Question

A uniform circular disc of mass $\dfrac{\pi}{40}$ kg is rotating about an axis passing through its center and perpendicular to its plane with an angular speed of 150 rev/min. If the angular momentum of the disc is 6.25 Js, then its radius is:

• A. 25 cm
• B. 50 cm
• C. 12.5 cm
• D. 100 cm

Hint:

Always convert rotational speed from rev/min to rad/s using $1$ rev = $2\pi$ radians. Angular momentum depends directly on both the moment of inertia and angular velocity.
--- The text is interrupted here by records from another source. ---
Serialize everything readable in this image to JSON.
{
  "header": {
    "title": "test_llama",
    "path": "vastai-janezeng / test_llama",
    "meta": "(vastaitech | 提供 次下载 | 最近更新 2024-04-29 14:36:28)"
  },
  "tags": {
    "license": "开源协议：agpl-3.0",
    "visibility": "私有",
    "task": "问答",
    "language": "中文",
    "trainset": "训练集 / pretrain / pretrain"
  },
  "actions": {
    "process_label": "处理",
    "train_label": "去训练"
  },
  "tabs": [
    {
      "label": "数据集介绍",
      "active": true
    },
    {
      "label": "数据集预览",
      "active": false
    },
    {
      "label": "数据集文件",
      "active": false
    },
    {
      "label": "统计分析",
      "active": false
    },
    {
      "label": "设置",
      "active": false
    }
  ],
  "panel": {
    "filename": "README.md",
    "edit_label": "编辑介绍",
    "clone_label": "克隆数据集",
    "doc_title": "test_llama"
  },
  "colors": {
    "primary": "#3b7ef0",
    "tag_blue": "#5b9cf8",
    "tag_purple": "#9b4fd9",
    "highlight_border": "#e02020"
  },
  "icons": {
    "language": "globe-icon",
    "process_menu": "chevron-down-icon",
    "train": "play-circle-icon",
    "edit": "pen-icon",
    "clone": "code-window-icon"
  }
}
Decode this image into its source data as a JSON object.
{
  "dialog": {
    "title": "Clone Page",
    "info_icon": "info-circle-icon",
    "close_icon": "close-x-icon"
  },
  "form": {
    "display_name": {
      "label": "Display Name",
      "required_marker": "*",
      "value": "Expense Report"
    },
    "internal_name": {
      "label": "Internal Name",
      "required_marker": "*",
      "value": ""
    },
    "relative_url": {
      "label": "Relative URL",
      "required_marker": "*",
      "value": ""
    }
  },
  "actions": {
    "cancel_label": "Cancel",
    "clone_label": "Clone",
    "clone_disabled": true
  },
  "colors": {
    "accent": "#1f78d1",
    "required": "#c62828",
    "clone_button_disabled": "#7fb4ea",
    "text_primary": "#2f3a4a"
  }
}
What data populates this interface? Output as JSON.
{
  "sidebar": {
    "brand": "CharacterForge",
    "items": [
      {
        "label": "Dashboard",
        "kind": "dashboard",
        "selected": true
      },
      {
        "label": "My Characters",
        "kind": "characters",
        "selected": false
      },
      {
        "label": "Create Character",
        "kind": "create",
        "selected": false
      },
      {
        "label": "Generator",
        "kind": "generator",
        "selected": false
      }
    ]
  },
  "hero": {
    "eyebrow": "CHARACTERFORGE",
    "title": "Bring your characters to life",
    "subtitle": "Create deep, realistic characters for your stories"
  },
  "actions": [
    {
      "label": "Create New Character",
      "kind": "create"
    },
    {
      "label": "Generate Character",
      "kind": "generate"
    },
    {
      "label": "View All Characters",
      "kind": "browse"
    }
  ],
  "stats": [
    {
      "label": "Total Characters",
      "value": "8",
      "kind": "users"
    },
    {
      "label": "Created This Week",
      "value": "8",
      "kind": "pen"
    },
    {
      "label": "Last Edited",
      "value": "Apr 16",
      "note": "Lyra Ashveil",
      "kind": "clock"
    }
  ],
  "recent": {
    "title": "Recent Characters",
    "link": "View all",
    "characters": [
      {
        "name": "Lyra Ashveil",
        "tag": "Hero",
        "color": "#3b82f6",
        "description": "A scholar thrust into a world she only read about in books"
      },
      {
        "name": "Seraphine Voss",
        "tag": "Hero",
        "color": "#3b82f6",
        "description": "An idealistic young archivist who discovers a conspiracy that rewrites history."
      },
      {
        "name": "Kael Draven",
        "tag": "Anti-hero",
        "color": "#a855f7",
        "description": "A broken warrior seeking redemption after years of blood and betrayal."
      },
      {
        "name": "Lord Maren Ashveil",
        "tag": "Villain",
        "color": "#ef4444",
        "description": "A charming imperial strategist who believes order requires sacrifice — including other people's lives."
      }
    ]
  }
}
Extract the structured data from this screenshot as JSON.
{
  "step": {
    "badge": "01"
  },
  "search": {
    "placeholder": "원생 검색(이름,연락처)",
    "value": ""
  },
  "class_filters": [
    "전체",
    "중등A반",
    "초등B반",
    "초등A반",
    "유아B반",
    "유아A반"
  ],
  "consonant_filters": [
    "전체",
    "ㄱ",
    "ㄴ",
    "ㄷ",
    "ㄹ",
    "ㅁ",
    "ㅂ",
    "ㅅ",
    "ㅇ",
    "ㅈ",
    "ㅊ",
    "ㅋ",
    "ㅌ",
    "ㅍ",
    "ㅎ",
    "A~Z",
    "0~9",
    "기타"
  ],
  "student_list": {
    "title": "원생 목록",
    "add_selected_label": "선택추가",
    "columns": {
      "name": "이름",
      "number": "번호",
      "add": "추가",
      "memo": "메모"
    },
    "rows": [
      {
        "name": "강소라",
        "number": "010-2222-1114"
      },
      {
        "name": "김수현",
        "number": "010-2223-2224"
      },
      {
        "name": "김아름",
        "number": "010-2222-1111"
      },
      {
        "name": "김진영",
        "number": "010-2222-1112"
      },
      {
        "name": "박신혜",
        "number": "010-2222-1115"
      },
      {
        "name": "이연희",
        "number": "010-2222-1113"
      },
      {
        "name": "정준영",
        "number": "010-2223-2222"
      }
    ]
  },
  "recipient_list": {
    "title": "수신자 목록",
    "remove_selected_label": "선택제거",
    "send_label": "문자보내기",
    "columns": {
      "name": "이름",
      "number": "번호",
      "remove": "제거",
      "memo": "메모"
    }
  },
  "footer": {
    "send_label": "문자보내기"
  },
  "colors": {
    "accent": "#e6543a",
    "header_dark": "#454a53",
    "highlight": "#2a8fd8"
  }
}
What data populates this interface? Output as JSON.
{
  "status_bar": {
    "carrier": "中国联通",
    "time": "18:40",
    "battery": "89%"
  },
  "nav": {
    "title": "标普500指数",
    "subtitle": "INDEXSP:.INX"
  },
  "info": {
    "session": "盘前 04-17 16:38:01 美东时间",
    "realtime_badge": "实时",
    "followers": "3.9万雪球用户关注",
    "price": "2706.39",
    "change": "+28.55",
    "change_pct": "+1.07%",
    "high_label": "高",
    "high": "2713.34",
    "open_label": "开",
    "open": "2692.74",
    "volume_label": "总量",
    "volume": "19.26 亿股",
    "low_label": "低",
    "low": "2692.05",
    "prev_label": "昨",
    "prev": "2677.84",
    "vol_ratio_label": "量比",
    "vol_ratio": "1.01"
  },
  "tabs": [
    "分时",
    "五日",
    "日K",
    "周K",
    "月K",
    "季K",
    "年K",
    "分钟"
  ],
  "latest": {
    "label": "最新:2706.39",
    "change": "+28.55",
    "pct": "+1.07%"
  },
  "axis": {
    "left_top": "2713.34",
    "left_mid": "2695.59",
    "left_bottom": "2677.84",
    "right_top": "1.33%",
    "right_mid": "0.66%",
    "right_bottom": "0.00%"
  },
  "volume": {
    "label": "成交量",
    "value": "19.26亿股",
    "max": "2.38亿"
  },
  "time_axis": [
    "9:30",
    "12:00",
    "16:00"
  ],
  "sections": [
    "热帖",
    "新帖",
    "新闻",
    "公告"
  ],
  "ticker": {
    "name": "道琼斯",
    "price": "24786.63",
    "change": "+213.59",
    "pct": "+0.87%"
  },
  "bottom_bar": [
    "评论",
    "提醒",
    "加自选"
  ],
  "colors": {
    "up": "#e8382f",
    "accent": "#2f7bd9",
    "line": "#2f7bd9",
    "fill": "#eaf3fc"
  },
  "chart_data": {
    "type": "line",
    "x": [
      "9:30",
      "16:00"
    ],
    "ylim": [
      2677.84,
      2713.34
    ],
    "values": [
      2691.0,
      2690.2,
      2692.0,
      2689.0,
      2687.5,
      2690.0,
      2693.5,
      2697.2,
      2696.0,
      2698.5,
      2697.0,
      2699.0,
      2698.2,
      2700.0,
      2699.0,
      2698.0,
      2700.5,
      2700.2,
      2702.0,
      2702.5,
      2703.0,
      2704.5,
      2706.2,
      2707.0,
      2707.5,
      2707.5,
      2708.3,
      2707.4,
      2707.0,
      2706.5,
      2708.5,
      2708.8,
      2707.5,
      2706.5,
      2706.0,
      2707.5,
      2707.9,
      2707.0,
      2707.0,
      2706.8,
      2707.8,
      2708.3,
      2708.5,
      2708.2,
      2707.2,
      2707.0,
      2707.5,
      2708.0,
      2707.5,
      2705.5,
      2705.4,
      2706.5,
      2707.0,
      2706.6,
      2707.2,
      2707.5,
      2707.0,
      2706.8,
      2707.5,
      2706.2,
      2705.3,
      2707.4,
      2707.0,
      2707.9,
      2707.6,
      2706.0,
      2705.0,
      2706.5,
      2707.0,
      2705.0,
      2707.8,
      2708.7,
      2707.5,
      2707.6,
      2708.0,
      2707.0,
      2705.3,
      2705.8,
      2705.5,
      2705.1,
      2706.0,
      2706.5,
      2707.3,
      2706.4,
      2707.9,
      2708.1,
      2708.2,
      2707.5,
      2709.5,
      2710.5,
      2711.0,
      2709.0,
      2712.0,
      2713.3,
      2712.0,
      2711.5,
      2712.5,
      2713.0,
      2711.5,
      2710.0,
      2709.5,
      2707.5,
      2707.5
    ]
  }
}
Ensure unit consistency between $L$, $I$, and $\omega$. For discs, $I = \frac{1}{2}MR^2$, while for rings, $I = MR^2$.

Answer 1

The Correct Option is B

• Given: $M = \dfrac{\pi}{40}$ kg, $\omega = 150$ rev/min $= \dfrac{150 \times 2\pi}{60} = 5\pi$ rad/s.
• Moment of inertia of a disc about its center is $I = \dfrac{1}{2}MR^2$.
• Angular momentum $L = I\omega = \dfrac{1}{2}MR^2\omega$.
Substituting the values: \[ 6.25 = \frac{1}{2} \times \frac{\pi}{40} \times R^2 \times 5\pi \] \[ R^2 = \frac{6.25 \times 80}{5\pi^2} = \frac{100}{\pi^2} \] \[ R = \frac{10}{\pi} \approx 3.18 \text{ m} = 50 \text{ cm} \] • Hence, the radius of the disc is 50 cm.